ギロチン台に仕掛けられたリバースの姿を見た平民や兵の中から、ギロチン台に向けてゴミや石を投げつける者も散見された。

「反逆罪により、リバース子爵の爵位剥奪、およびギロチン刑に処す!」

この様な大きな声が鳴り響くとギロチン台に設置された大きな刃物は一瞬にしてリバースの喉元を切ったのである。
こうしてリバースはこの世を去っていったのであった。
その切られた首に残る顔は卑しい顔のままであり、見た者の多くが寒気を感じたのであった。

この光景を最後まで見届けたエラは表情を変えず言葉も出さず、ただ一回だけ十字架を切ったのであった。
使者は続けて案内するのであった。

「エレノア様、王からの託りでございます。
 どうかこのまま王宮へ・・・」

使者の言葉を聞き、エラは凡その事を悟ったのであった。
それは爵位と今後の行く末の事である。
こうして宮殿に出向いたエラは玉座の前で跪くのであった。

王が玉座の間に入り、玉座につくと”表をあげよ”その言葉が響いた。
50代頃に見える顔の堀が深く重責を背負った風貌、そして太く重く聞こえる声であった。
ハインリヒ2世は言葉を続ける。

「エレノアよ。
 こたびリバース卿の件、誠に大儀であった。
 オルレアン公の王として謝意を申すものである。」

このように申し伝えたハインリヒ2世は、一呼吸置くと言葉を続ける。

「また、ヴェール家、キャピュレット家、オルレアン家の3家の総意により、キャルロット家と紳士協定を結ぶ事を進言する。
 これは其方の爵位を保障する為のものである。
 エレノア侯爵、異論があれば申すが良い。」

このハインリヒ2世の言葉にエラは片手を胸に当て、臣従儀礼を示した上でこの様に返したのであった。
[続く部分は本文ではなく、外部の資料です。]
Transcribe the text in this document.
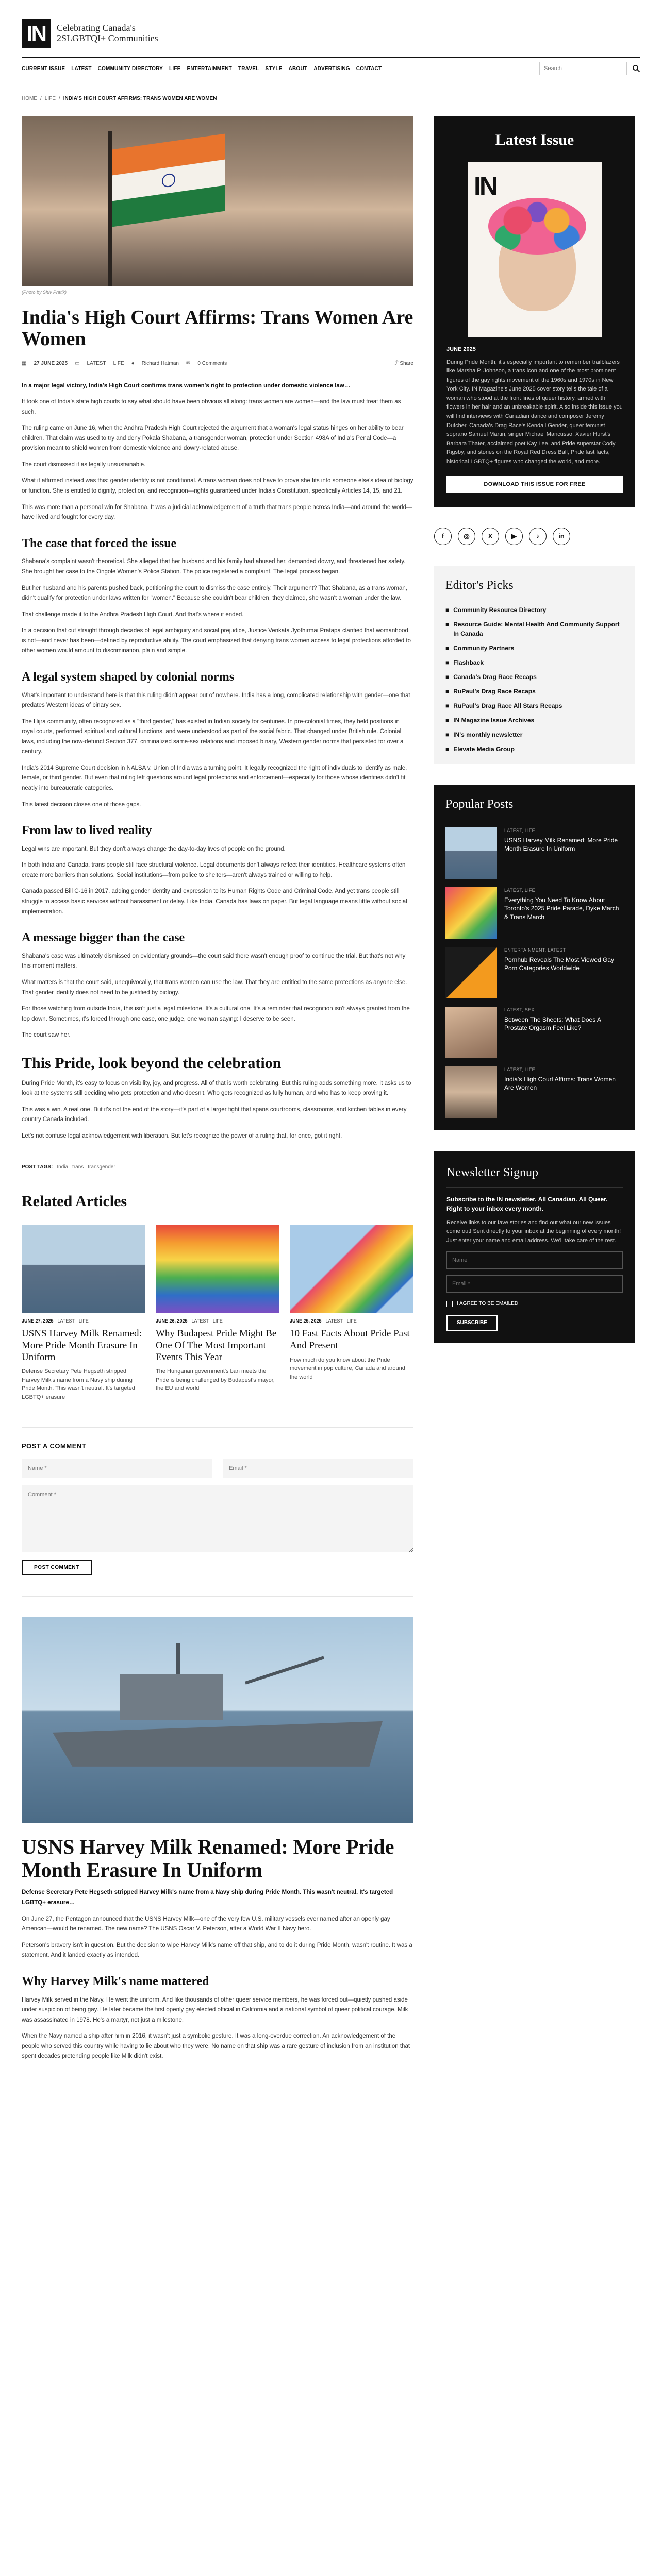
IN	Celebrating Canada's 2SLGBTQI+ Communities
CURRENT ISSUE LATEST COMMUNITY DIRECTORY LIFE ENTERTAINMENT TRAVEL STYLE ABOUT ADVERTISING CONTACT
Search
HOME / LIFE / INDIA'S HIGH COURT AFFIRMS: TRANS WOMEN ARE WOMEN
(Photo by Shiv Pratik)
India's High Court Affirms: Trans Women Are Women
▦ 27 JUNE 2025 ▭ LATEST LIFE ● Richard Hatman ✉ 0 Comments	⤴ Share

In a major legal victory, India's High Court confirms trans women's right to protection under domestic violence law…

It took one of India's state high courts to say what should have been obvious all along: trans women are women—and the law must treat them as such.

The ruling came on June 16, when the Andhra Pradesh High Court rejected the argument that a woman's legal status hinges on her ability to bear children. That claim was used to try and deny Pokala Shabana, a transgender woman, protection under Section 498A of India's Penal Code—a provision meant to shield women from domestic violence and dowry-related abuse.

The court dismissed it as legally unsustainable.

What it affirmed instead was this: gender identity is not conditional. A trans woman does not have to prove she fits into someone else's idea of biology or function. She is entitled to dignity, protection, and recognition—rights guaranteed under India's Constitution, specifically Articles 14, 15, and 21.

This was more than a personal win for Shabana. It was a judicial acknowledgement of a truth that trans people across India—and around the world—have lived and fought for every day.

The case that forced the issue

Shabana's complaint wasn't theoretical. She alleged that her husband and his family had abused her, demanded dowry, and threatened her safety. She brought her case to the Ongole Women's Police Station. The police registered a complaint. The legal process began.

But her husband and his parents pushed back, petitioning the court to dismiss the case entirely. Their argument? That Shabana, as a trans woman, didn't qualify for protection under laws written for "women." Because she couldn't bear children, they claimed, she wasn't a woman under the law.

That challenge made it to the Andhra Pradesh High Court. And that's where it ended.

In a decision that cut straight through decades of legal ambiguity and social prejudice, Justice Venkata Jyothirmai Pratapa clarified that womanhood is not—and never has been—defined by reproductive ability. The court emphasized that denying trans women access to legal protections afforded to other women would amount to discrimination, plain and simple.

A legal system shaped by colonial norms

What's important to understand here is that this ruling didn't appear out of nowhere. India has a long, complicated relationship with gender—one that predates Western ideas of binary sex.

The Hijra community, often recognized as a "third gender," has existed in Indian society for centuries. In pre-colonial times, they held positions in royal courts, performed spiritual and cultural functions, and were understood as part of the social fabric. That changed under British rule. Colonial laws, including the now-defunct Section 377, criminalized same-sex relations and imposed binary, Western gender norms that persisted for over a century.

India's 2014 Supreme Court decision in NALSA v. Union of India was a turning point. It legally recognized the right of individuals to identify as male, female, or third gender. But even that ruling left questions around legal protections and enforcement—especially for those whose identities didn't fit neatly into bureaucratic categories.

This latest decision closes one of those gaps.

From law to lived reality

Legal wins are important. But they don't always change the day-to-day lives of people on the ground.

In both India and Canada, trans people still face structural violence. Legal documents don't always reflect their identities. Healthcare systems often create more barriers than solutions. Social institutions—from police to shelters—aren't always trained or willing to help.

Canada passed Bill C-16 in 2017, adding gender identity and expression to its Human Rights Code and Criminal Code. And yet trans people still struggle to access basic services without harassment or delay. Like India, Canada has laws on paper. But legal language means little without social implementation.

A message bigger than the case

Shabana's case was ultimately dismissed on evidentiary grounds—the court said there wasn't enough proof to continue the trial. But that's not why this moment matters.

What matters is that the court said, unequivocally, that trans women can use the law. That they are entitled to the same protections as anyone else. That gender identity does not need to be justified by biology.

For those watching from outside India, this isn't just a legal milestone. It's a cultural one. It's a reminder that recognition isn't always granted from the top down. Sometimes, it's forced through one case, one judge, one woman saying: I deserve to be seen.

The court saw her.

This Pride, look beyond the celebration

During Pride Month, it's easy to focus on visibility, joy, and progress. All of that is worth celebrating. But this ruling adds something more. It asks us to look at the systems still deciding who gets protection and who doesn't. Who gets recognized as fully human, and who has to keep proving it.

This was a win. A real one. But it's not the end of the story—it's part of a larger fight that spans courtrooms, classrooms, and kitchen tables in every country Canada included.

Let's not confuse legal acknowledgement with liberation. But let's recognize the power of a ruling that, for once, got it right.

POST TAGS: India trans transgender
Related Articles
JUNE 27, 2025 · LATEST · LIFE
USNS Harvey Milk Renamed: More Pride Month Erasure In Uniform
Defense Secretary Pete Hegseth stripped Harvey Milk's name from a Navy ship during Pride Month. This wasn't neutral. It's targeted LGBTQ+ erasure
JUNE 26, 2025 · LATEST · LIFE
Why Budapest Pride Might Be One Of The Most Important Events This Year
The Hungarian government's ban meets the Pride is being challenged by Budapest's mayor, the EU and world
JUNE 25, 2025 · LATEST · LIFE
10 Fast Facts About Pride Past And Present
How much do you know about the Pride movement in pop culture, Canada and around the world
POST A COMMENT
Name *
Email *
Comment * POST COMMENT
USNS Harvey Milk Renamed: More Pride Month Erasure In Uniform

Defense Secretary Pete Hegseth stripped Harvey Milk's name from a Navy ship during Pride Month. This wasn't neutral. It's targeted LGBTQ+ erasure…

On June 27, the Pentagon announced that the USNS Harvey Milk—one of the very few U.S. military vessels ever named after an openly gay American—would be renamed. The new name? The USNS Oscar V. Peterson, after a World War II Navy hero.

Peterson's bravery isn't in question. But the decision to wipe Harvey Milk's name off that ship, and to do it during Pride Month, wasn't routine. It was a statement. And it landed exactly as intended.

Why Harvey Milk's name mattered

Harvey Milk served in the Navy. He went the uniform. And like thousands of other queer service members, he was forced out—quietly pushed aside under suspicion of being gay. He later became the first openly gay elected official in California and a national symbol of queer political courage. Milk was assassinated in 1978. He's a martyr, not just a milestone.

When the Navy named a ship after him in 2016, it wasn't just a symbolic gesture. It was a long-overdue correction. An acknowledgement of the people who served this country while having to lie about who they were. No name on that ship was a rare gesture of inclusion from an institution that spent decades pretending people like Milk didn't exist.

Latest Issue
IN
JUNE 2025
During Pride Month, it's especially important to remember trailblazers like Marsha P. Johnson, a trans icon and one of the most prominent figures of the gay rights movement of the 1960s and 1970s in New York City. IN Magazine's June 2025 cover story tells the tale of a woman who stood at the front lines of queer history, armed with flowers in her hair and an unbreakable spirit. Also inside this issue you will find interviews with Canadian dance and composer Jeremy Dutcher, Canada's Drag Race's Kendall Gender, queer feminist soprano Samuel Martin, singer Michael Mancusso, Xavier Hurst's Barbara Thater, acclaimed poet Kay Lee, and Pride superstar Cody Rigsby; and stories on the Royal Red Dress Ball, Pride fast facts, historical LGBTQ+ figures who changed the world, and more.
DOWNLOAD THIS ISSUE FOR FREE
f	◎	X	▶	♪	in
Editor's Picks
■ Community Resource Directory
■ Resource Guide: Mental Health And Community Support In Canada
■ Community Partners
■ Flashback
■ Canada's Drag Race Recaps
■ RuPaul's Drag Race Recaps
■ RuPaul's Drag Race All Stars Recaps
■ IN Magazine Issue Archives
■ IN's monthly newsletter
■ Elevate Media Group
Popular Posts
LATEST, LIFE
USNS Harvey Milk Renamed: More Pride Month Erasure In Uniform
LATEST, LIFE
Everything You Need To Know About Toronto's 2025 Pride Parade, Dyke March & Trans March
ENTERTAINMENT, LATEST
Pornhub Reveals The Most Viewed Gay Porn Categories Worldwide
LATEST, SEX
Between The Sheets: What Does A Prostate Orgasm Feel Like?
LATEST, LIFE
India's High Court Affirms: Trans Women Are Women
Newsletter Signup
Subscribe to the IN newsletter. All Canadian. All Queer. Right to your inbox every month.
Receive links to our fave stories and find out what our new issues come out! Sent directly to your inbox at the beginning of every month! Just enter your name and email address. We'll take care of the rest.
Name
Email *
I AGREE TO BE EMAILED
SUBSCRIBE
「キャルロット家はオルレアン公に忠義を尽くすものでございます。」

「よかろう。
 エレノアよ、侯爵の爵位を授けるものとする。
 キャルロット家を守るがよい。」

この言葉の後、ハインリヒ2世は意味深な言葉を続けるのであった。

「別件であるが其方も年頃。
 良い縁があれば祝福を願うものである。」

ハインリヒ2世はこの様に述べると横のレオ王子を見て何かを即す仕草をする。
この王の仕草に反応するかの様にレオ王子はハインリヒ2世の顔を少し見ると牽制したかの様に意味深な咳払いするのであった。
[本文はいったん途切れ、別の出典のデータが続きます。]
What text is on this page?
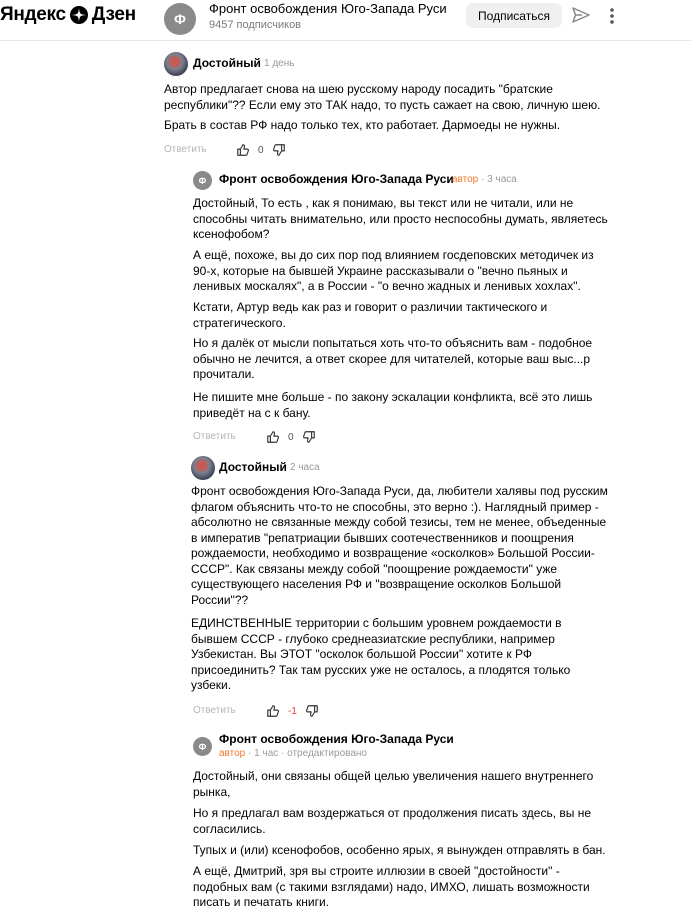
Яндекс Дзен	Ф
Фронт освобождения Юго-Запада Руси
9457 подписчиков
Подписаться
Достойный 1 день
Автор предлагает снова на шею русскому народу посадить "братские республики"?? Если ему это ТАК надо, то пусть сажает на свою, личную шею.
Брать в состав РФ надо только тех, кто работает. Дармоеды не нужны.
Ответить	0
Ф	Фронт освобождения Юго-Запада Руси
автор · 3 часа
Достойный, То есть , как я понимаю, вы текст или не читали, или не способны читать внимательно, или просто неспособны думать, являетесь ксенофобом?
А ещё, похоже, вы до сих пор под влиянием госдеповских методичек из 90-х, которые на бывшей Украине рассказывали о "вечно пьяных и ленивых москалях", а в России - "о вечно жадных и ленивых хохлах".
Кстати, Артур ведь как раз и говорит о различии тактического и стратегического.
Но я далёк от мысли попытаться хоть что-то объяснить вам - подобное обычно не лечится, а ответ скорее для читателей, которые ваш выс...р прочитали.
Не пишите мне больше - по закону эскалации конфликта, всё это лишь приведёт на с к бану.
Ответить	0
Достойный 2 часа
Фронт освобождения Юго-Запада Руси, да, любители халявы под русским флагом объяснить что-то не способны, это верно :). Наглядный пример - абсолютно не связанные между собой тезисы, тем не менее, объеденные в императив "репатриации бывших соотечественников и поощрения рождаемости, необходимо и возвращение «осколков» Большой России-СССР". Как связаны между собой "поощрение рождаемости" уже существующего населения РФ и "возвращение осколков Большой России"??
ЕДИНСТВЕННЫЕ территории с большим уровнем рождаемости в бывшем СССР - глубоко среднеазиатские республики, например Узбекистан. Вы ЭТОТ "осколок большой России" хотите к РФ присоединить? Так там русских уже не осталось, а плодятся только узбеки.
Ответить	-1
Ф
Фронт освобождения Юго-Запада Руси
автор · 1 час · отредактировано
Достойный, они связаны общей целью увеличения нашего внутреннего рынка,
Но я предлагал вам воздержаться от продолжения писать здесь, вы не согласились.
Тупых и (или) ксенофобов, особенно ярых, я вынужден отправлять в бан.
А ещё, Дмитрий, зря вы строите иллюзии в своей "достойности" - подобных вам (с такими взглядами) надо, ИМХО, лишать возможности писать и печатать книги.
玉座の間から出たエラは大きく背伸びをすると、再び領地を与えられたキャルロットへ戻ろうとしていた。
ここに颯爽と現れたのがレオ王子であった。

「エレノア嬢、私とお付き合い願えないだろうか。」

レオ王子はこの様に述べ、エラの前で片手を胸に当て、跪くのであった。
いきなりの事で動揺するエラ。

ここに恰好つけたかの様に茶髪の髪をかき上げながら勇み足で乱入したのがキャピュレット家のアンドレであった。
もはや何処で何の情報でもってやってきたのか意味不明である。
レオ王子もエラも同様に仰天するのであった。

更に何故か軍服正装をした上、華やかなバラの花束を片手に颯爽とエラの目の前で止まる。
そして至極真面目な顔で跪く、その眼差しはきらめきを放っている。

「エラ、僕は君が好きだ!
 僕と結婚して欲しい!」

アンドレの言葉は何時にも増して情熱であった。
エラはキョトンとした眼差しを向ける。
この姿を見たレオ王子は怪訝な顔の中に呆れを交えながら頭を抱えたのであった。

「アンドレ卿、少しは場を弁えぬか。
 物には順序というものもあろう?」

「おや、王子程の高貴なお方がお珍しい。
 私ごときに謙遜なされるとは。。。はっっはっは。」

アンドレの顔は非常に引きつった顔に変わるのであった。
そして目を泳がせながら冷笑し、王子へ言葉を返す。
しかしレオ王子も負けず劣らずの様だ。

「アンドレ卿、それは其方とて同じであろう。
 アンドレ卿ほどの御仁が、赤面物のプロポーズとはこれは参った。
 フッフッフ・・・」

王子はひきつった顔の中にある種の怒りと冷笑を交えて返すのだった。
アンドレと王子の額には静かな怒りを覚えているかの様だ。

膠着状態に入った二人を困った顔で見つめたのがエラであった。
この顔を見た王子は気持ちを切り替えるのであった。

「ではアンドレ卿。
 私と勝負しようではないか、どちらがエレノア嬢の心を掴めるか。」

レオ王子は少し鼻で笑ったかの様にアンドレへこの様に言葉をかけると、アンドレは拳を握ったかの様にある種の怒りを交えて即答するのであった。

「仰せつかった。
 受けて立ちましょうぞ王子。」

レオ王子、アンドレの双方が一致した所で王子はこの様に述べるのであった。

「エレノア嬢。
 どうかお付き合い願えないだろうか。」


アンドレとレオ王子はエラの前で跪き、片手を胸に当て、もう一方の手をエラへ差し伸べるのだった。
エラは一呼吸置くと二人の手を取り、満面の笑みでこの様に受け答えたのだった。

「お受けしますわ、喜んで!」

エラの笑顔は春の日向のようでした。